Depois de derrotar o Egipto na meia-final de quarta-feira, em Tânger, a selecção senegalesa fez a viagem de 75 minutos para sul, até à capital, no comboio de alta velocidade Al-Boraq. Ao chegarem a Rabat, foram cercados por torcedores e moradores locais que exigiam selfies e vídeos publicados nas redes sociais mostraram-nos sendo empurrados enquanto caminhavam pela estação em direção ao ônibus do time.
A FSF falou numa “clara falta de medidas de segurança adequadas” que “expôs os jogadores e a comissão técnica a sobrelotações e a riscos incompatíveis com os padrões de uma competição desta dimensão e com o prestígio de uma final continental”.
“Devemos dizer que o que aconteceu é anormal, anormal para uma seleção como o Senegal ser deixada no meio da multidão”, disse o técnico do Senegal, Pape Thiaw, no sábado. “Os jogadores estavam em perigo. Qualquer coisa poderia ter acontecido devido às ações de pessoas mal-intencionadas.”
Ao chegar ao hotel, a delegação senegalesa ficou insatisfeita e apresentou uma reclamação formal para obter melhores instalações.

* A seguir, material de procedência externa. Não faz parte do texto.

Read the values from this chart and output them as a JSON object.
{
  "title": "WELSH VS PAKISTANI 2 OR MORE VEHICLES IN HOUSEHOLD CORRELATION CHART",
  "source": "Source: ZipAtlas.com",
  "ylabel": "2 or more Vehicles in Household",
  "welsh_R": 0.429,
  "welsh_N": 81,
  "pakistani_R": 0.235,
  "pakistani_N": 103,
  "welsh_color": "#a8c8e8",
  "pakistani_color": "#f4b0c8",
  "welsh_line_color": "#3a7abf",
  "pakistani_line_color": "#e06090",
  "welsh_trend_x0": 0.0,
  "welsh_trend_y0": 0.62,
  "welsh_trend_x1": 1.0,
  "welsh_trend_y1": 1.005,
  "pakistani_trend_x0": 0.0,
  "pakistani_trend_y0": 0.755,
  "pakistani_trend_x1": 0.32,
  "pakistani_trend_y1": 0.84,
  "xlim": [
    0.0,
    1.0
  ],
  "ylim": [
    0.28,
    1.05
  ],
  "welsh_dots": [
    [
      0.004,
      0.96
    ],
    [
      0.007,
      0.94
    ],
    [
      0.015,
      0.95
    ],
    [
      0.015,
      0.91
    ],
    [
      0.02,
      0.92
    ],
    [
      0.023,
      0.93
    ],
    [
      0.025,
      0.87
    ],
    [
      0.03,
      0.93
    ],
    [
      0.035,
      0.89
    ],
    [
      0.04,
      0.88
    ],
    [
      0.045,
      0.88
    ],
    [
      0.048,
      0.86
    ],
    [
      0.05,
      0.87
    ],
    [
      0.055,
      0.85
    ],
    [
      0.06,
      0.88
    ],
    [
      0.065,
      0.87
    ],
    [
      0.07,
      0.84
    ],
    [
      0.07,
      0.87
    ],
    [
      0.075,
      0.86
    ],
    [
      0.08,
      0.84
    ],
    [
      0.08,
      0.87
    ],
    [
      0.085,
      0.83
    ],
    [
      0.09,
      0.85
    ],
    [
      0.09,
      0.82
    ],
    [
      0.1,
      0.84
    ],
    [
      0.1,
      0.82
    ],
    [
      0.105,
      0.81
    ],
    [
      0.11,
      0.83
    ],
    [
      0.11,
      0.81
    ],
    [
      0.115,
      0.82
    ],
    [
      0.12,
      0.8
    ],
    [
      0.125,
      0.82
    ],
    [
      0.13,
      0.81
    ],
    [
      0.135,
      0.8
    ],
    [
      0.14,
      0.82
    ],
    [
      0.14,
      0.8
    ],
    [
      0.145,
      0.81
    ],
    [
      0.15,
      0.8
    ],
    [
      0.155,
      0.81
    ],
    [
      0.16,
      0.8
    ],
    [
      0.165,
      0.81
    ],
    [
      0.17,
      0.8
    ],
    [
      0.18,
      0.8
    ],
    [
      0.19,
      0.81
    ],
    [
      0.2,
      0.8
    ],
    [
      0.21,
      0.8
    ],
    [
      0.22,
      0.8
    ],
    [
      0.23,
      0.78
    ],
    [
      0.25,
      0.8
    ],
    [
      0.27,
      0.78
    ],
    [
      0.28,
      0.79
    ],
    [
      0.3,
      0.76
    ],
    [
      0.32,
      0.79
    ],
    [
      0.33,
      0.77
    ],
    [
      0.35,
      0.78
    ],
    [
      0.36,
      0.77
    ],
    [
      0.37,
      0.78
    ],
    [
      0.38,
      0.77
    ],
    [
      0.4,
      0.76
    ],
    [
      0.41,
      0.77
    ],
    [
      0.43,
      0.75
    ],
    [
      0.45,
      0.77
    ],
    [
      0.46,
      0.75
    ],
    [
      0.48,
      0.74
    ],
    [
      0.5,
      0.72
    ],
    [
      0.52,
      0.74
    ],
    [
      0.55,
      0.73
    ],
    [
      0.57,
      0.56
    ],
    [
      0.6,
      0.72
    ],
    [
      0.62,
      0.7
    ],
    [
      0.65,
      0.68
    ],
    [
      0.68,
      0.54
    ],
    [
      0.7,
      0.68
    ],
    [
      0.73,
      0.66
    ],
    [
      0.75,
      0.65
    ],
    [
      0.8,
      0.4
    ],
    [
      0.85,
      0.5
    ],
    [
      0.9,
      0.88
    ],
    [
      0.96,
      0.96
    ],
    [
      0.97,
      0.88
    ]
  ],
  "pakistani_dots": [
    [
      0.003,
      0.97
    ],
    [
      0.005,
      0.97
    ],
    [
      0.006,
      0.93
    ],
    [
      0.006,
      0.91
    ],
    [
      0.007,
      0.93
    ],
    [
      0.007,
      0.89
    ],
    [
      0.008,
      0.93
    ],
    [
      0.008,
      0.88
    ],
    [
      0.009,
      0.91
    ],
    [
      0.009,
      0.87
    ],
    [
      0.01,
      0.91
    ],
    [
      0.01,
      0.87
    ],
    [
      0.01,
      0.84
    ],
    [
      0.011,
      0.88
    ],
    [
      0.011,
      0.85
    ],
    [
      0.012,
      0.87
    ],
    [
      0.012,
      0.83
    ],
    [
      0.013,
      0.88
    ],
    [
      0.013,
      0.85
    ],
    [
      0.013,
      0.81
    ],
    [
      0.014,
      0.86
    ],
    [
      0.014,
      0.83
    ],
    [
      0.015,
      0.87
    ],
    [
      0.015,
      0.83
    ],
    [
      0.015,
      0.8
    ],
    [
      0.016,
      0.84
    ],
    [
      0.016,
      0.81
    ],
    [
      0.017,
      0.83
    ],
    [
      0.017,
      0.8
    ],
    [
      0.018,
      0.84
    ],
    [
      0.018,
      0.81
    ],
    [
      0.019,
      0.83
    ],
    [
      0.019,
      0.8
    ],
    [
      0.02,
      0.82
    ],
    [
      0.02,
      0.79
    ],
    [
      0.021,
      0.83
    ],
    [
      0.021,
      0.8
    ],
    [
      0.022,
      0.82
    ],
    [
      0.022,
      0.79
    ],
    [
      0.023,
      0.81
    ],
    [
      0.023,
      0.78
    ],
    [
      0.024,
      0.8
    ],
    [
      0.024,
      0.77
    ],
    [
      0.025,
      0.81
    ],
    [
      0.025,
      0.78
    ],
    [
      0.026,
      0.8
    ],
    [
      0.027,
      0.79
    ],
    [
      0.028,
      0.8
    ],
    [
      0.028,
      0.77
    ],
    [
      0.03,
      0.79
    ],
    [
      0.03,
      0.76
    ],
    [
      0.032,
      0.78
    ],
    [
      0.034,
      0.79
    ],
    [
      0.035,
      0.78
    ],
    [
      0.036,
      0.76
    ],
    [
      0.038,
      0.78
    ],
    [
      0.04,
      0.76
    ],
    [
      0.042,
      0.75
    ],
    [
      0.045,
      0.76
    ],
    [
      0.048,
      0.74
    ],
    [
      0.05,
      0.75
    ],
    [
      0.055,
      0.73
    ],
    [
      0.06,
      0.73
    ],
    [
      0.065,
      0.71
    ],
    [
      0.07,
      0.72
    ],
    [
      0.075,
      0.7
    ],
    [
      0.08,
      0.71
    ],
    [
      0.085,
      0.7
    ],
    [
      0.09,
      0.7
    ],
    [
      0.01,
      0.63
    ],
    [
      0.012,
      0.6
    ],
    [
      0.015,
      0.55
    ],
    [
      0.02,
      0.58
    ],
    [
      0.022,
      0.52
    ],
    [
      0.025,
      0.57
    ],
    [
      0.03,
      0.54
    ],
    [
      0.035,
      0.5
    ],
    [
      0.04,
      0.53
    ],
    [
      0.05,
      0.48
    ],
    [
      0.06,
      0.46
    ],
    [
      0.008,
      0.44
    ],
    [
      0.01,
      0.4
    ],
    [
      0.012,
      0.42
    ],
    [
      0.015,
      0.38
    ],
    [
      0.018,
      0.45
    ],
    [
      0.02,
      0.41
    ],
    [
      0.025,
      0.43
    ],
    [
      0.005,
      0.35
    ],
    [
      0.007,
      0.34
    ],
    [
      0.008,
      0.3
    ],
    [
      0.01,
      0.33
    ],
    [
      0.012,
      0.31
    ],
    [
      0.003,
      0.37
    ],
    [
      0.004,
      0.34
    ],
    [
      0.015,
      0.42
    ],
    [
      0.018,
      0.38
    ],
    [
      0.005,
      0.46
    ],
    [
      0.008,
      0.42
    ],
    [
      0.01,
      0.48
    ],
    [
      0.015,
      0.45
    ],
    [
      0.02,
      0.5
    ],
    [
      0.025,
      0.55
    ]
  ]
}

A FSF também se recusou a treinar no complexo Mohammed VI, nos arredores de Rabat, afirmando que a expectativa de que o treino no local onde a seleção marroquina já estava sediada antes do torneio “levanta uma questão de justiça desportiva”.
A FSF também protestou que o Senegal recebeu 2.850 bilhetes para os seus adeptos, o que considerou “insuficientes dada a procura”, e disse que “deplora as restrições impostas, que punem o público senegalês”. O Estádio Príncipe Moulay Abdellah tem capacidade para 69.500 pessoas.
As tensões aumentaram nos últimos dias, com as equipas visitantes a acusarem Marrocos de procurar todas as vantagens possíveis. A Nigéria ficou descontente com os árbitros durante a derrota nos pênaltis para os anfitriões na semifinal, enquanto o goleiro nigeriano Stanley Nwabali teve sua toalha roubada três vezes por um gandula e autoridades marroquinas.
A arbitragem foi um problema recorrente com os árbitros, já que todos os quatro jogos das quartas-de-final foram alterados menos de 24 horas antes do início do jogo, em parte porque Marrocos protestou contra o árbitro egípcio que lhes foi designado para o jogo contra os Camarões.
Samuel Eto'o, presidente da Federação Camaronesa de Futebol, foi posteriormente multado em US$ 20 mil (quase £ 15 mil) e suspenso por quatro partidas após reclamar das decisões tomadas durante a partida. A Confederação Africana de Futebol adiou o anúncio do árbitro da final para evitar um protesto semelhante.
A comissão organizadora foi contatada para comentar.